It may be time to upgrade your pans, given that the U.S. government has called for a complete phase-out of polytetrafluorethylene (PTFE, otherwise known as Teflon) and related products by 2015, due to health concerns. When Teflon is exposed to high heat it can degrade, which causes it to release its constituent chemical, PFOA, as a gas. This phenomenon can kill pet birds, and can’t be good for humans either.

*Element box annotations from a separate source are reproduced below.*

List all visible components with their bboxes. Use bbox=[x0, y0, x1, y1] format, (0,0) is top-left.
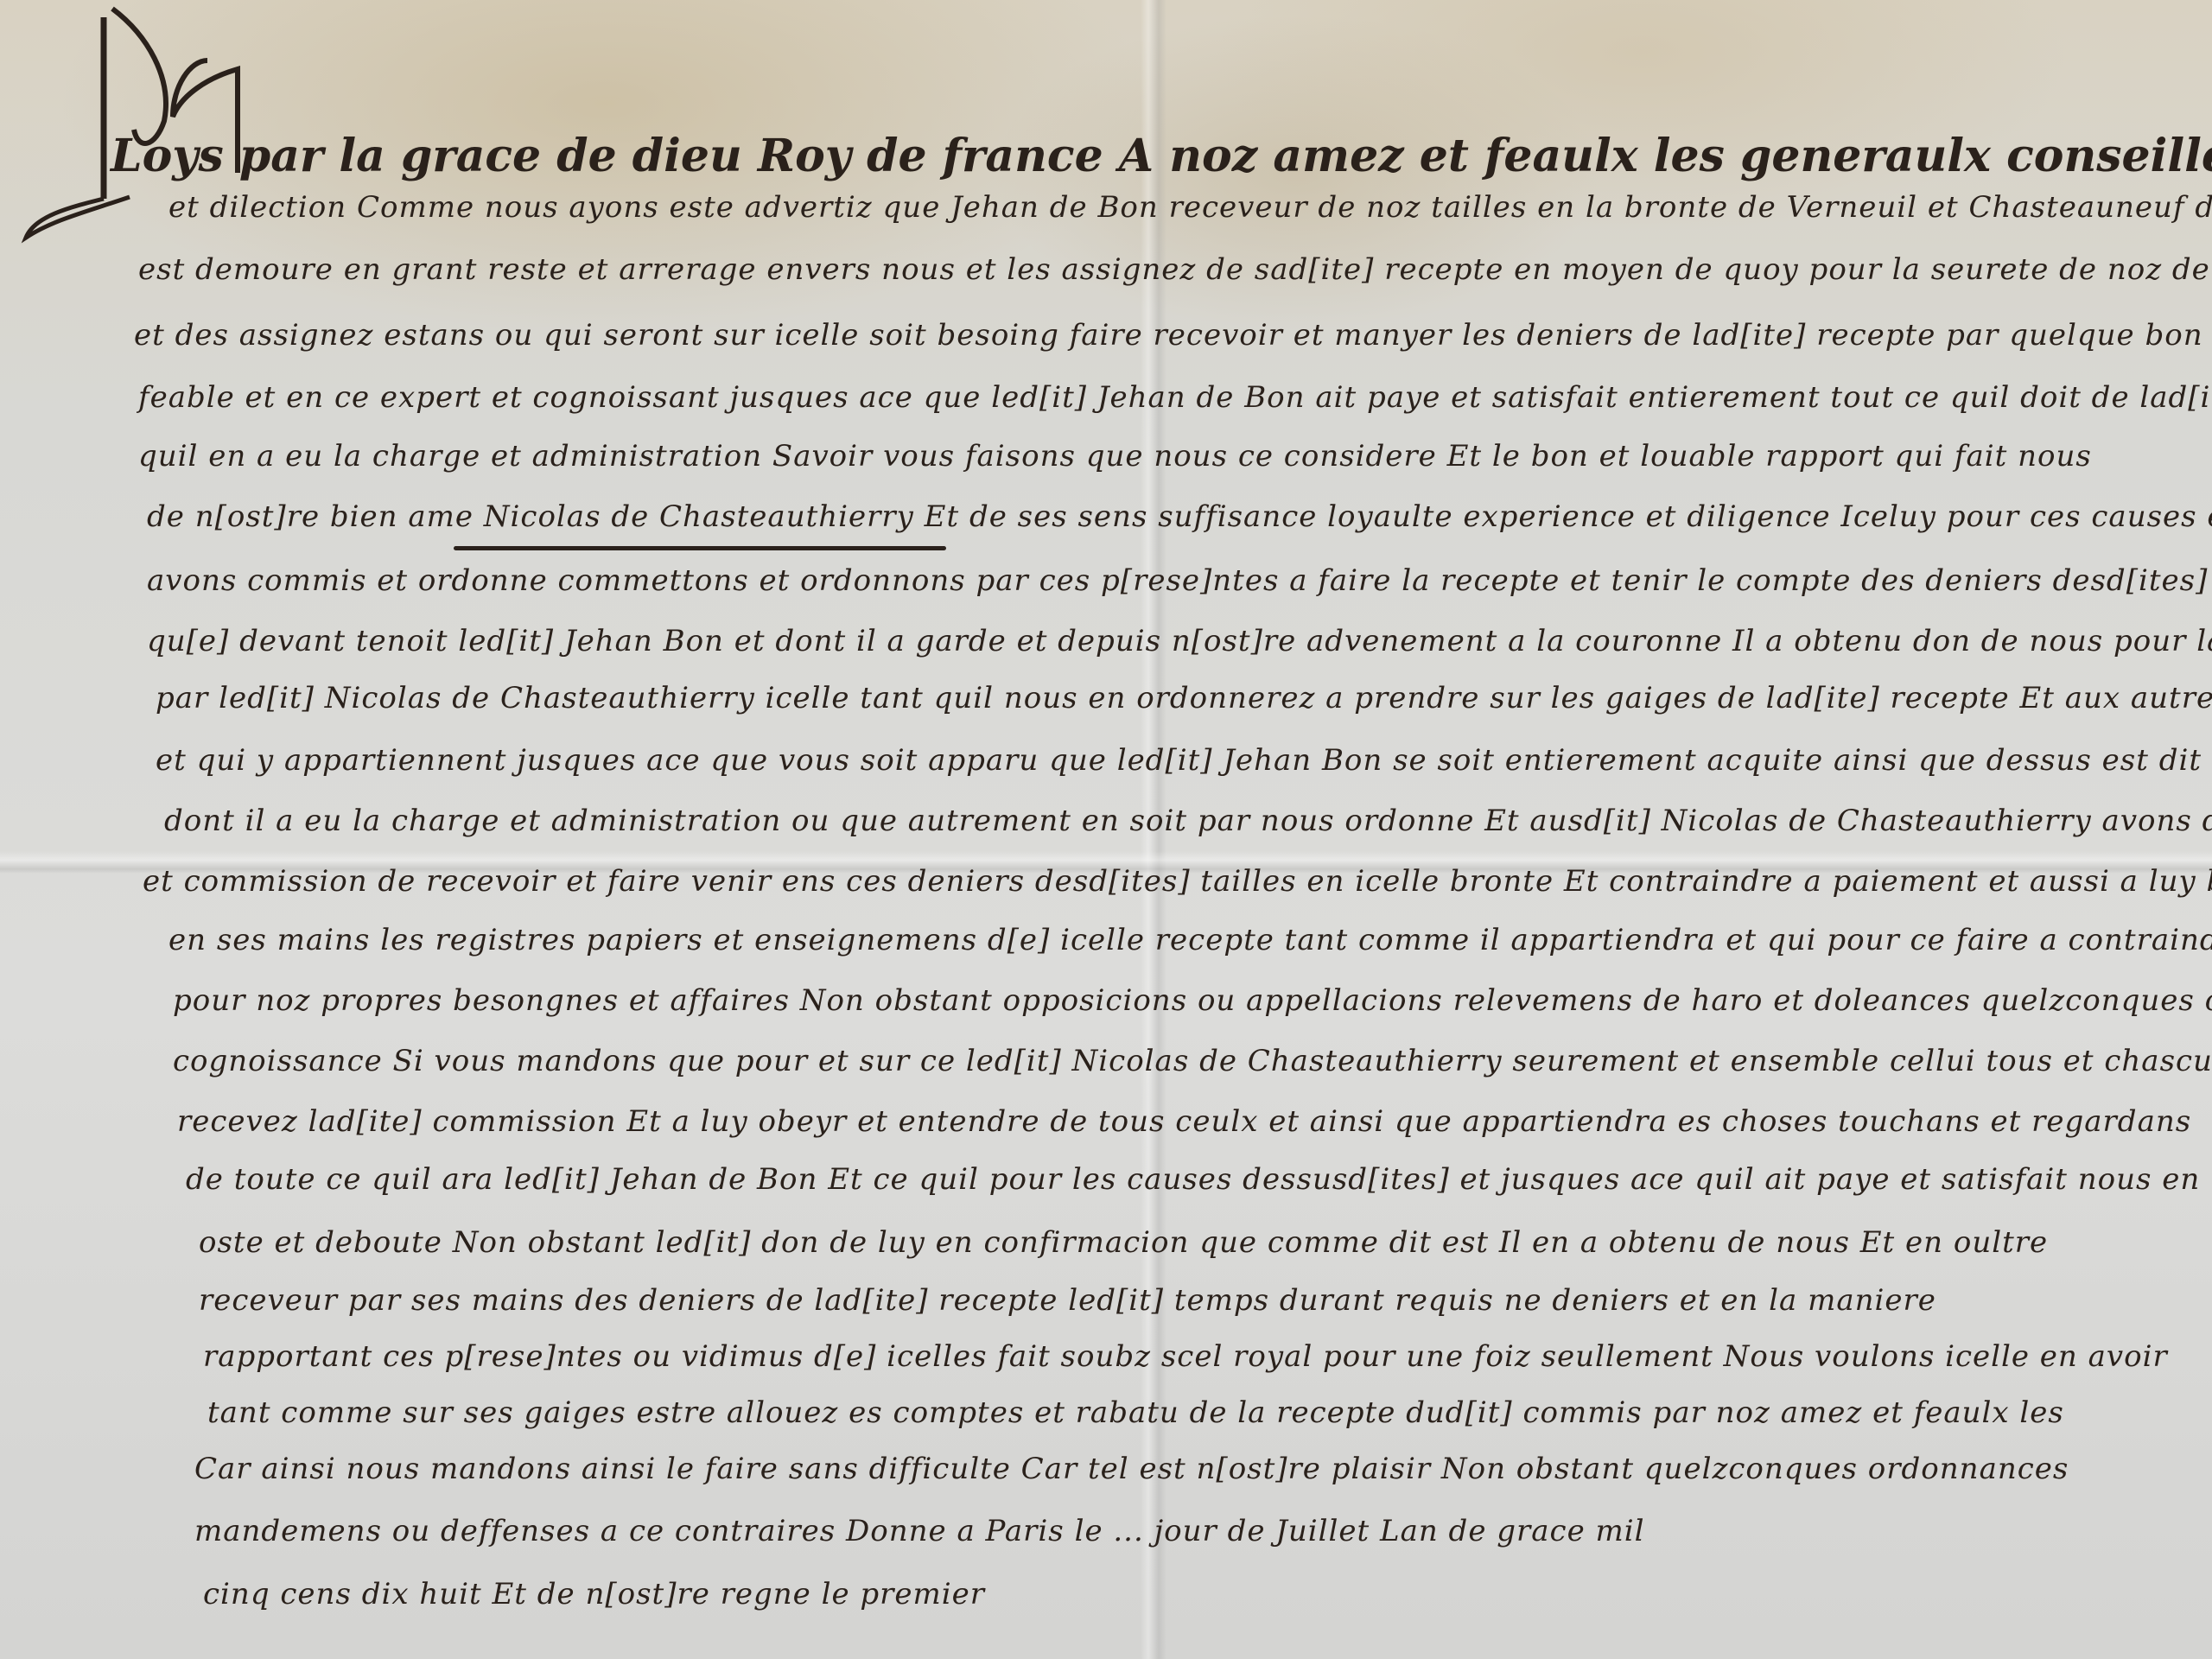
manuscript-line-8: avons commis et ordonne commettons et or… bbox=[147, 563, 2212, 598]
manuscript-line-19: oste et deboute Non obstant led[it] don … bbox=[199, 1225, 2048, 1260]
manuscript-line-21: rapportant ces p[rese]ntes ou vidimus d[… bbox=[203, 1339, 2168, 1374]
manuscript-line-14: en ses mains les registres papiers et en… bbox=[168, 923, 2212, 957]
manuscript-line-12: dont il a eu la charge et administration… bbox=[164, 804, 2212, 838]
manuscript-line-10: par led[it] Nicolas de Chasteauthierry i… bbox=[156, 681, 2212, 715]
manuscript-line-25: cinq cens dix huit Et de n[ost]re regne … bbox=[203, 1577, 985, 1611]
manuscript-line-6: quil en a eu la charge et administration… bbox=[138, 439, 2092, 474]
manuscript-line-17: recevez lad[ite] commission Et a luy obe… bbox=[177, 1104, 2191, 1139]
manuscript-line-24: mandemens ou deffenses a ce contraires D… bbox=[194, 1514, 1645, 1548]
manuscript-line-15: pour noz propres besongnes et affaires N… bbox=[173, 983, 2212, 1018]
manuscript-line-1: Loys par la grace de dieu Roy de france … bbox=[111, 130, 2212, 182]
manuscript-line-16: cognoissance Si vous mandons que pour et… bbox=[173, 1044, 2212, 1078]
manuscript-line-4: et des assignez estans ou qui seront sur… bbox=[134, 318, 2212, 353]
name-underline bbox=[454, 546, 946, 550]
manuscript-line-3: est demoure en grant reste et arrerage e… bbox=[138, 252, 2212, 287]
manuscript-line-5: feable et en ce expert et cognoissant ju… bbox=[138, 380, 2212, 415]
manuscript-line-23: Car ainsi nous mandons ainsi le faire sa… bbox=[194, 1452, 2069, 1486]
manuscript-line-20: receveur par ses mains des deniers de la… bbox=[199, 1283, 1936, 1318]
parchment-background: Loys par la grace de dieu Roy de france … bbox=[0, 0, 2212, 1659]
manuscript-line-11: et qui y appartiennent jusques ace que v… bbox=[156, 743, 2212, 778]
manuscript-line-18: de toute ce quil ara led[it] Jehan de Bo… bbox=[186, 1162, 2212, 1197]
manuscript-line-13: et commission de recevoir et faire venir… bbox=[143, 864, 2212, 899]
manuscript-line-22: tant comme sur ses gaiges estre allouez … bbox=[207, 1395, 2064, 1430]
manuscript-line-9: qu[e] devant tenoit led[it] Jehan Bon et… bbox=[147, 624, 2212, 658]
manuscript-line-7: de n[ost]re bien ame Nicolas de Chasteau… bbox=[147, 499, 2212, 534]
manuscript-line-2: et dilection Comme nous ayons este adver… bbox=[168, 190, 2212, 225]
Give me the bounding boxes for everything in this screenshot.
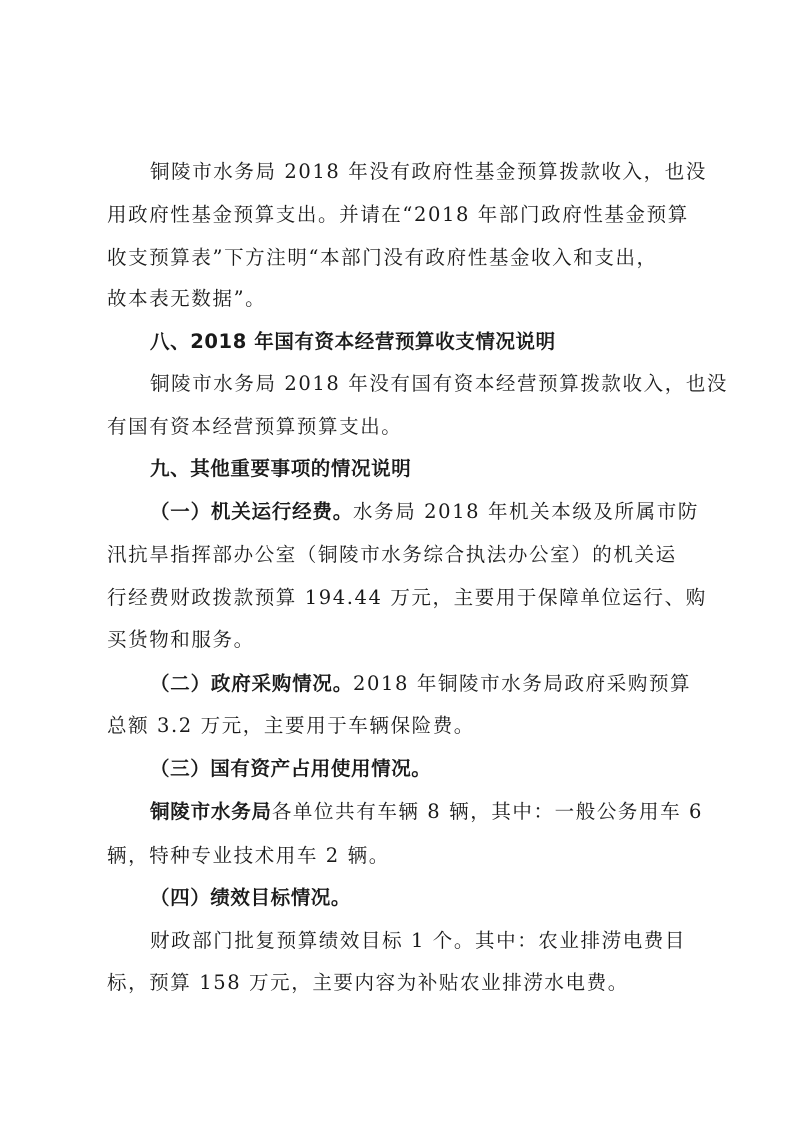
item-2-first-line: （二）政府采购情况。2018 年铜陵市水务局政府采购预算 (150, 669, 740, 699)
paragraph-line: 行经费财政拨款预算 194.44 万元，主要用于保障单位运行、购 (107, 583, 697, 613)
paragraph-line: 故本表无数据”。 (107, 284, 697, 314)
paragraph-line: 铜陵市水务局 2018 年没有政府性基金预算拨款收入，也没 (150, 157, 740, 187)
item-4-title: （四）绩效目标情况。 (150, 883, 740, 913)
item-1-text: 水务局 2018 年机关本级及所属市防 (353, 500, 699, 523)
paragraph-line: 财政部门批复预算绩效目标 1 个。其中：农业排涝电费目 (150, 926, 740, 956)
item-1-title: （一）机关运行经费。 (150, 500, 353, 523)
item-3-first-line: 铜陵市水务局各单位共有车辆 8 辆，其中：一般公务用车 6 (150, 797, 740, 827)
paragraph-line: 总额 3.2 万元，主要用于车辆保险费。 (107, 711, 697, 741)
item-3-lead: 铜陵市水务局 (150, 800, 272, 823)
paragraph-line: 用政府性基金预算支出。并请在“2018 年部门政府性基金预算 (107, 200, 697, 230)
paragraph-line: 汛抗旱指挥部办公室（铜陵市水务综合执法办公室）的机关运 (107, 540, 697, 570)
document-page: 铜陵市水务局 2018 年没有政府性基金预算拨款收入，也没 用政府性基金预算支出… (0, 0, 793, 1122)
section-heading-9: 九、其他重要事项的情况说明 (150, 454, 740, 484)
paragraph-line: 标，预算 158 万元，主要内容为补贴农业排涝水电费。 (107, 968, 697, 998)
item-3-text: 各单位共有车辆 8 辆，其中：一般公务用车 6 (272, 800, 703, 823)
item-2-title: （二）政府采购情况。 (150, 672, 353, 695)
paragraph-line: 收支预算表”下方注明“本部门没有政府性基金收入和支出， (107, 243, 697, 273)
paragraph-line: 买货物和服务。 (107, 625, 697, 655)
item-2-text: 2018 年铜陵市水务局政府采购预算 (353, 672, 691, 695)
item-3-title: （三）国有资产占用使用情况。 (150, 754, 740, 784)
paragraph-line: 辆，特种专业技术用车 2 辆。 (107, 841, 697, 871)
paragraph-line: 铜陵市水务局 2018 年没有国有资本经营预算拨款收入，也没 (150, 369, 740, 399)
paragraph-line: 有国有资本经营预算预算支出。 (107, 412, 697, 442)
item-1-first-line: （一）机关运行经费。水务局 2018 年机关本级及所属市防 (150, 497, 740, 527)
section-heading-8: 八、2018 年国有资本经营预算收支情况说明 (150, 327, 740, 357)
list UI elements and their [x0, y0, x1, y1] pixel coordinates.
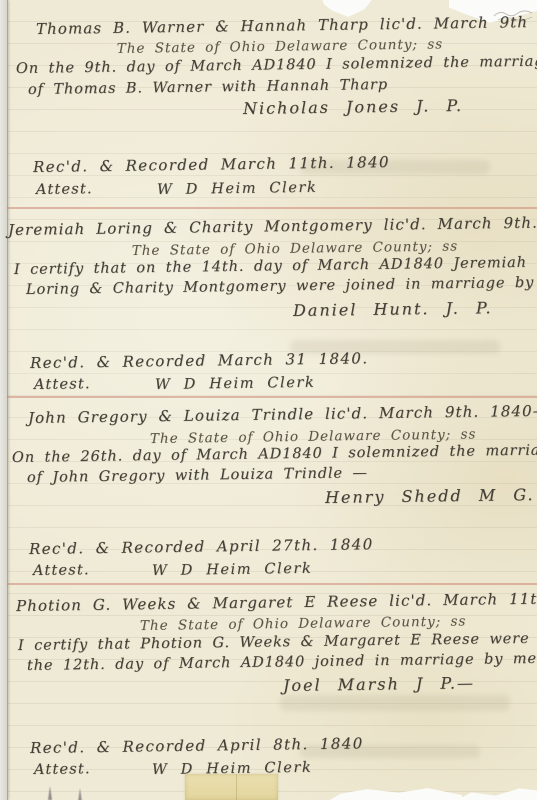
record-body-line: Loring & Charity Montgomery were joined … [26, 274, 537, 298]
ink-mark [48, 786, 52, 800]
attest-label: Attest. [33, 562, 90, 579]
attest-label: Attest. [36, 181, 93, 198]
ink-mark [78, 788, 82, 800]
record-body-line: I certify that Photion G. Weeks & Margar… [18, 630, 537, 654]
torn-edge-bottom [330, 786, 462, 800]
record-body-line: the 12th. day of March AD1840 joined in … [27, 651, 537, 674]
clerk-signature: W D Heim Clerk [155, 375, 316, 393]
record-license-line: Jeremiah Loring & Charity Montgomery lic… [8, 213, 537, 239]
record-body-line: On the 9th. day of March AD1840 I solemn… [16, 53, 537, 77]
record-license-line: Photion G. Weeks & Margaret E Reese lic'… [16, 589, 537, 615]
document-page: Thomas B. Warner & Hannah Tharp lic'd. M… [0, 0, 537, 800]
yellow-tab [185, 774, 278, 800]
record-body-line: On the 26th. day of March AD1840 I solem… [12, 442, 537, 466]
clerk-signature: W D Heim Clerk [152, 561, 313, 579]
section-divider-rule [7, 583, 537, 585]
officiant-signature: Joel Marsh J P.— [283, 673, 475, 695]
left-paper-edge [0, 0, 8, 800]
attest-label: Attest. [34, 376, 91, 393]
ink-showthrough [280, 695, 510, 711]
attest-label: Attest. [34, 761, 91, 778]
officiant-signature: Henry Shedd M G. [325, 485, 535, 507]
section-divider-rule [7, 396, 537, 398]
section-divider-rule [7, 207, 537, 209]
officiant-signature: Nicholas Jones J. P. [243, 96, 463, 118]
record-license-line: Thomas B. Warner & Hannah Tharp lic'd. M… [36, 12, 537, 38]
record-body-line: of John Gregory with Louiza Trindle — [27, 465, 368, 486]
clerk-signature: W D Heim Clerk [152, 760, 313, 778]
officiant-signature: Daniel Hunt. J. P. [293, 298, 493, 320]
clerk-signature: W D Heim Clerk [157, 180, 318, 198]
torn-corner-bottom-right [457, 780, 537, 800]
recorded-line: Rec'd. & Recorded April 27th. 1840 [29, 535, 374, 558]
record-license-line: John Gregory & Louiza Trindle lic'd. Mar… [28, 402, 537, 427]
record-body-line: I certify that on the 14th. day of March… [14, 255, 527, 278]
recorded-line: Rec'd. & Recorded March 31 1840. [30, 349, 369, 372]
record-state-line: The State of Ohio Delaware County; ss [110, 36, 450, 57]
record-body-line: of Thomas B. Warner with Hannah Tharp [28, 77, 388, 98]
record-state-line: The State of Ohio Delaware County; ss [140, 614, 460, 634]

While there are no known cases of airborne PFOA causing direct health problems for consumers, workers in plants where Teflon has been produced are at increased risk for cancers of the pancreas and the male reproductive tract. “Numerous studies have shown that PFOA alters reproductive hormones in the male, causing increased levels of estrogen and abnormal testosterone regulation and that PFOA or chemicals that break down into PFOA damage the thyroid gland,” reports Melissa Breyer of the website Care2.
Breyer adds that four organs or tissues in the immune system and at least nine types of cells that regulate immune function are targets of PFOA, and that scientists have been unable to find a level of PFOA that doesn’t damage the immune system: “Doses given to effected lab animals were minimal—and less, relatively, than levels found in children.” The fact that PFOA exposure led to testicular, pancreatic, mammary and liver tumors in rats doesn’t bode well for what the chemical may do to humans.
Of course, the risk of exposure is much lower for a person frying an egg at home than for a factory worker manufacturing PTFE for DuPont. In 2007, Consumer Reports Magazine tested PTFE-based non-stick pans from several manufacturers and found harmful airborne emissions of PFOA to be minimal. “The highest level was about 100 times lower than levels that animal studies suggest are of concern for ongoing exposure to PFOA,” reported the magazine. “With the aged pans, emissions were barely measurable.”
Some manufacturers are working on safer non-stick cookware using ceramic or silicone coatings free of PTFE or PFOA. But a 2009 survey of eight such alternatives by Cook’s Illustrated magazine did not identify any of the new choices out there high marks. “Not a single one of these ‘green’ pans was without flaws,” said the magazine. “In some, delicate eggs burned, thin fish fillets stuck, and steak charred on the outside while remaining raw within. Others stained or transferred heat inconsistently.” Some pans accumulated the browned bits known as fond when steak was seared, indicating unwanted sticking power.
Many foodies have resigned themselves to the likelihood that the idea of a non-stick pan might in and of itself be too good to be true. As such, cast iron, aluminum, copper and stainless steel each rate high for even heat distribution and for holding up well at high temperatures and frequent use. Used properly—such as by employing a little oil or butter to inhibit food from sticking—such pans can last decades.